Fisher on the intelligence agencies
A long and interesting piece by David Fisher on the intelligence agencies:
John Key has opened up the spy agencies to public scrutiny in a way which we have never seen in New Zealand.
We know more now about what they do and even how they do it.
We know how the two agencies are managed, in that the GCSB and NZSIS both have top-flight lawyers in charge.
There will always be those who say we don’t know enough. For those people, we now have improved oversight of the agencies. This also happened under the Prime Minister’s watch as minister in charge of the agencies.
The new Inspector General of Intelligence and Security Cheryl Gwyn – another superb lawyer – has been a breath of the freshest air.
Mr Key has since stepped away from directly overseeing the agencies, which is a further liberation. It seems right that the most powerful weapons of state should sit with someone whose role is to objectively challenge his Cabinet colleagues.
Now, even at a ministerial level, the SIS and GCSB answer to a lawyer, this time Attorney General Chris Finlayson.
In terms of oversight and public disclosure, we are heading into an era unparalleled in our history. Citizens now have more ability to see and have explained the tasks done in their name. Again, it might not be enough but it is considerably more than we have had before.
I’m glad to see this recognition. If you go back 10 years, no PM would answer any question on the intelligence agencies. The oversight reports were few and extremely bland. It is vastly different to what we have today with both the Inspector-General and the two directors going into considerable detail (within reason) of what they do.
That’s where we have come to, three years after Mr Key had to admit Kim Dotcom and one of his co-accused had been illegally spied on by the GCSB. He also had to apologise – a concession which must have been galling.
That single event appears to be the point at which the Prime Minister stopped taking at face value the assurances given by the intelligence agencies, and began a programme for reformation which is huge in its scale and largely behind closed doors.
I think that was a catalyst, aided by the Snowden revelations. He sent in the Cabinet Secretary to review their compliance, and having found it lacking, then made her one director, and two deputy solictor-generals the other director and the Inspector-General. They are not just all lawyers, but all lawyers whose background is very focused on legal compliance.

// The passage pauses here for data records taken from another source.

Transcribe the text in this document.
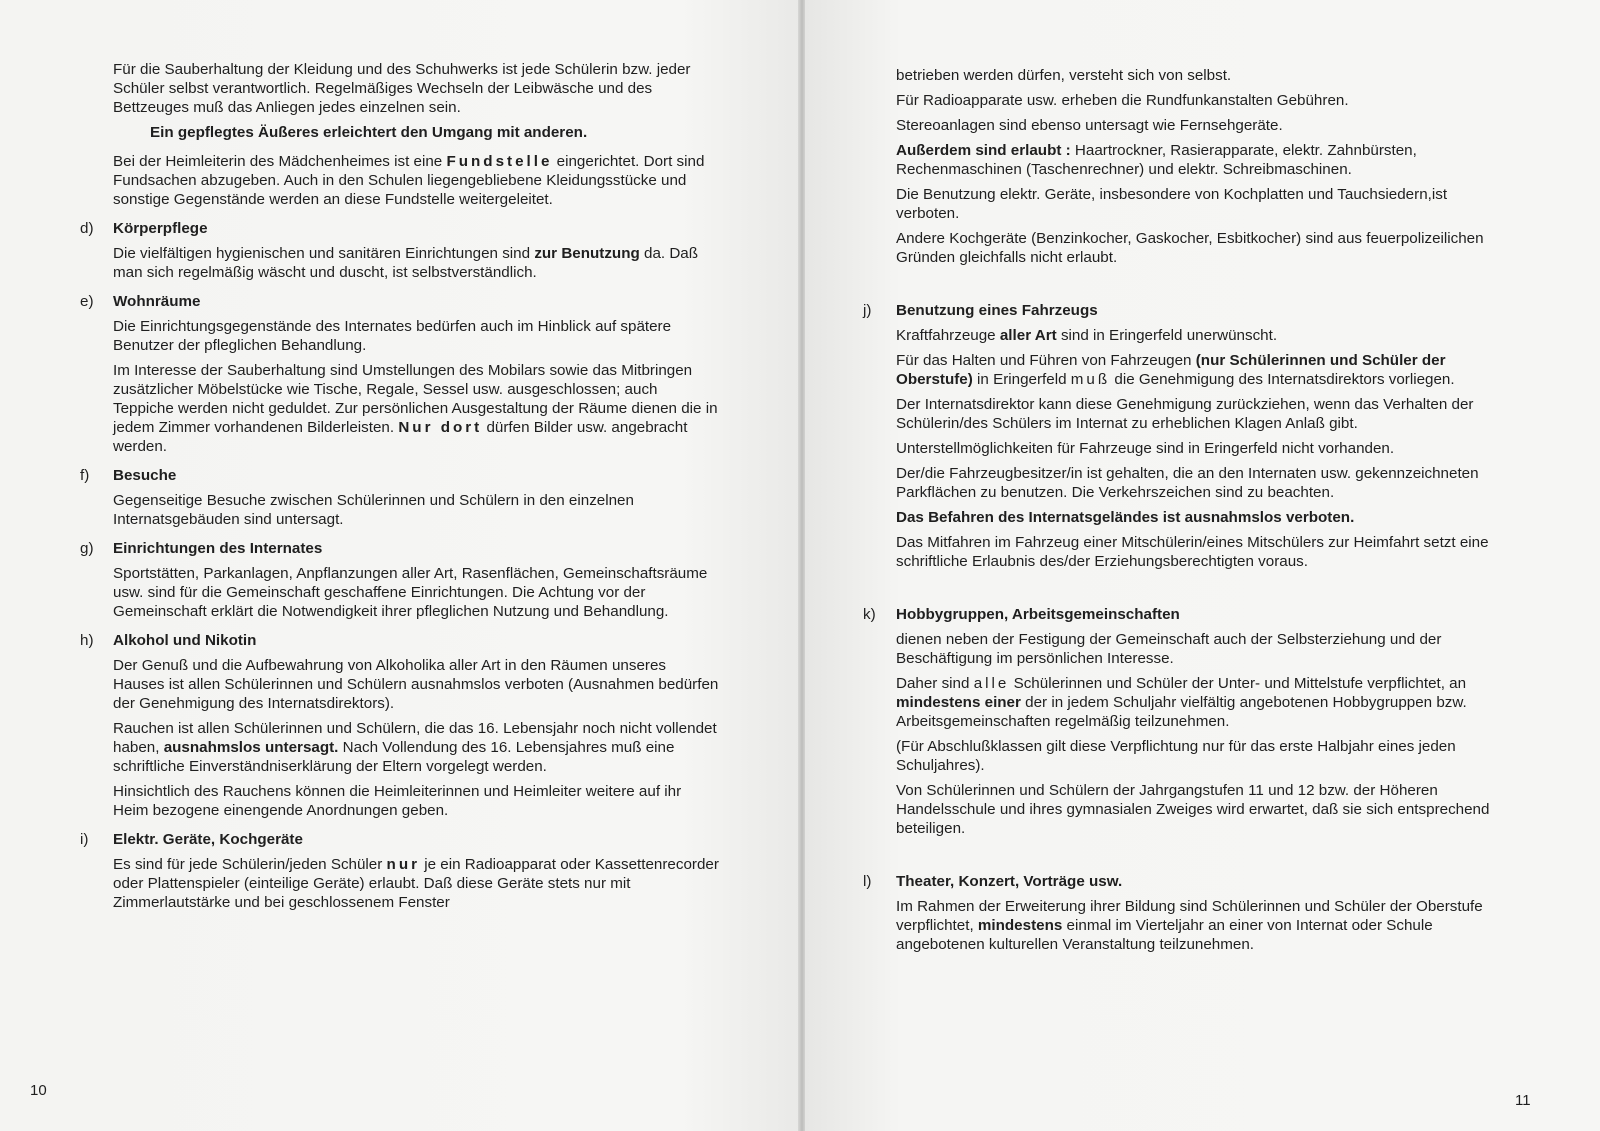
Für die Sauberhaltung der Kleidung und des Schuhwerks ist jede Schülerin bzw. jeder Schüler selbst verantwortlich. Regelmäßiges Wechseln der Leibwäsche und des Bettzeuges muß das Anliegen jedes einzelnen sein.

Ein gepflegtes Äußeres erleichtert den Umgang mit anderen.

Bei der Heimleiterin des Mädchenheimes ist eine Fundstelle eingerichtet. Dort sind Fundsachen abzugeben. Auch in den Schulen liegengebliebene Kleidungsstücke und sonstige Gegenstände werden an diese Fundstelle weitergeleitet.

d)	Körperpflege

Die vielfältigen hygienischen und sanitären Einrichtungen sind zur Benutzung da. Daß man sich regelmäßig wäscht und duscht, ist selbstverständlich.

e)	Wohnräume

Die Einrichtungsgegenstände des Internates bedürfen auch im Hinblick auf spätere Benutzer der pfleglichen Behandlung.

Im Interesse der Sauberhaltung sind Umstellungen des Mobilars sowie das Mitbringen zusätzlicher Möbelstücke wie Tische, Regale, Sessel usw. ausgeschlossen; auch Teppiche werden nicht geduldet. Zur persönlichen Ausgestaltung der Räume dienen die in jedem Zimmer vorhandenen Bilderleisten. Nur dort dürfen Bilder usw. angebracht werden.

f)	Besuche

Gegenseitige Besuche zwischen Schülerinnen und Schülern in den einzelnen Internatsgebäuden sind untersagt.

g)	Einrichtungen des Internates

Sportstätten, Parkanlagen, Anpflanzungen aller Art, Rasenflächen, Gemeinschaftsräume usw. sind für die Gemeinschaft geschaffene Einrichtungen. Die Achtung vor der Gemeinschaft erklärt die Notwendigkeit ihrer pfleglichen Nutzung und Behandlung.

h)	Alkohol und Nikotin

Der Genuß und die Aufbewahrung von Alkoholika aller Art in den Räumen unseres Hauses ist allen Schülerinnen und Schülern ausnahmslos verboten (Ausnahmen bedürfen der Genehmigung des Internatsdirektors).

Rauchen ist allen Schülerinnen und Schülern, die das 16. Lebensjahr noch nicht vollendet haben, ausnahmslos untersagt. Nach Vollendung des 16. Lebensjahres muß eine schriftliche Einverständniserklärung der Eltern vorgelegt werden.

Hinsichtlich des Rauchens können die Heimleiterinnen und Heimleiter weitere auf ihr Heim bezogene einengende Anordnungen geben.

i)	Elektr. Geräte, Kochgeräte

Es sind für jede Schülerin/jeden Schüler nur je ein Radioapparat oder Kassettenrecorder oder Plattenspieler (einteilige Geräte) erlaubt. Daß diese Geräte stets nur mit Zimmerlautstärke und bei geschlossenem Fenster

10

betrieben werden dürfen, versteht sich von selbst.

Für Radioapparate usw. erheben die Rundfunkanstalten Gebühren.

Stereoanlagen sind ebenso untersagt wie Fernsehgeräte.

Außerdem sind erlaubt : Haartrockner, Rasierapparate, elektr. Zahnbürsten, Rechenmaschinen (Taschenrechner) und elektr. Schreibmaschinen.

Die Benutzung elektr. Geräte, insbesondere von Kochplatten und Tauchsiedern,ist verboten.

Andere Kochgeräte (Benzinkocher, Gaskocher, Esbitkocher) sind aus feuerpolizeilichen Gründen gleichfalls nicht erlaubt.

j)	Benutzung eines Fahrzeugs

Kraftfahrzeuge aller Art sind in Eringerfeld unerwünscht.

Für das Halten und Führen von Fahrzeugen (nur Schülerinnen und Schüler der Oberstufe) in Eringerfeld muß die Genehmigung des Internatsdirektors vorliegen.

Der Internatsdirektor kann diese Genehmigung zurückziehen, wenn das Verhalten der Schülerin/des Schülers im Internat zu erheblichen Klagen Anlaß gibt.

Unterstellmöglichkeiten für Fahrzeuge sind in Eringerfeld nicht vorhanden.

Der/die Fahrzeugbesitzer/in ist gehalten, die an den Internaten usw. gekennzeichneten Parkflächen zu benutzen. Die Verkehrszeichen sind zu beachten.

Das Befahren des Internatsgeländes ist ausnahmslos verboten.

Das Mitfahren im Fahrzeug einer Mitschülerin/eines Mitschülers zur Heimfahrt setzt eine schriftliche Erlaubnis des/der Erziehungsberechtigten voraus.

k)	Hobbygruppen, Arbeitsgemeinschaften

dienen neben der Festigung der Gemeinschaft auch der Selbsterziehung und der Beschäftigung im persönlichen Interesse.

Daher sind alle Schülerinnen und Schüler der Unter- und Mittelstufe verpflichtet, an mindestens einer der in jedem Schuljahr vielfältig angebotenen Hobbygruppen bzw. Arbeitsgemeinschaften regelmäßig teilzunehmen.

(Für Abschlußklassen gilt diese Verpflichtung nur für das erste Halbjahr eines jeden Schuljahres).

Von Schülerinnen und Schülern der Jahrgangstufen 11 und 12 bzw. der Höheren Handelsschule und ihres gymnasialen Zweiges wird erwartet, daß sie sich entsprechend beteiligen.

l)	Theater, Konzert, Vorträge usw.

Im Rahmen der Erweiterung ihrer Bildung sind Schülerinnen und Schüler der Oberstufe verpflichtet, mindestens einmal im Vierteljahr an einer von Internat oder Schule angebotenen kulturellen Veranstaltung teilzunehmen.

11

But there have also been reports which paint a picture of the state of New Zealand’s intelligence services, past and present. None are individually explicit in their descriptions of how bad it was but the collective run of reports gives an impression of the intelligence community as an isolated part of government, lost to the public they were serving, changing purpose and shape under a cloak of secrecy.
There is a pattern which flows through these reports, whether it be NZSIS boss Rebecca Kitteridge’s investigation into the GCSB, or the Performance Improvement Framework reviews or the most recent Gwyn report. Every reviewer is insistent staff at these important and powerful agencies all had good intent, but that they were left operating in frameworks not quite right, or in some cases flat out wrong.
It is almost tragic the intelligence services sought out such eager and patriotic staff only to subject them to a bureaucratic acid trip.
Part of the problem I think is that the culture was too mixed in with the military, and the senior leadership all tended to be ex-military. Top military officers often have some very fine skills, but they are not necessarily all the skills you need to have an agency working correctly.
John Key’s response to a community which cultured problems and surprised him with embarrassment was to throw back the curtains, hire his own directors and to put serious lawyers in charge. There are those within horrified at their new reality, which includes the need to “inform the public of what we do and why it is so important”, as one recently disclosed report stated.
Accountability and transparency make the intelligence community one in which all New Zealanders have a stake, by simple virtue of it being more accessible.
John Key has made some mistakes in this area, such as personally requesting Ian Fletcher to apply. But I do think there hasn’t been enough focus on the massive changes he has introduced, and also how he personally has been far far more willing to talk on details of intelligence operations than any predecessor. There are some dangers with this, as you can’t go into detail on everything, and where you draw the line has consequences. But our level of transparency and independent review is far greater than in the past.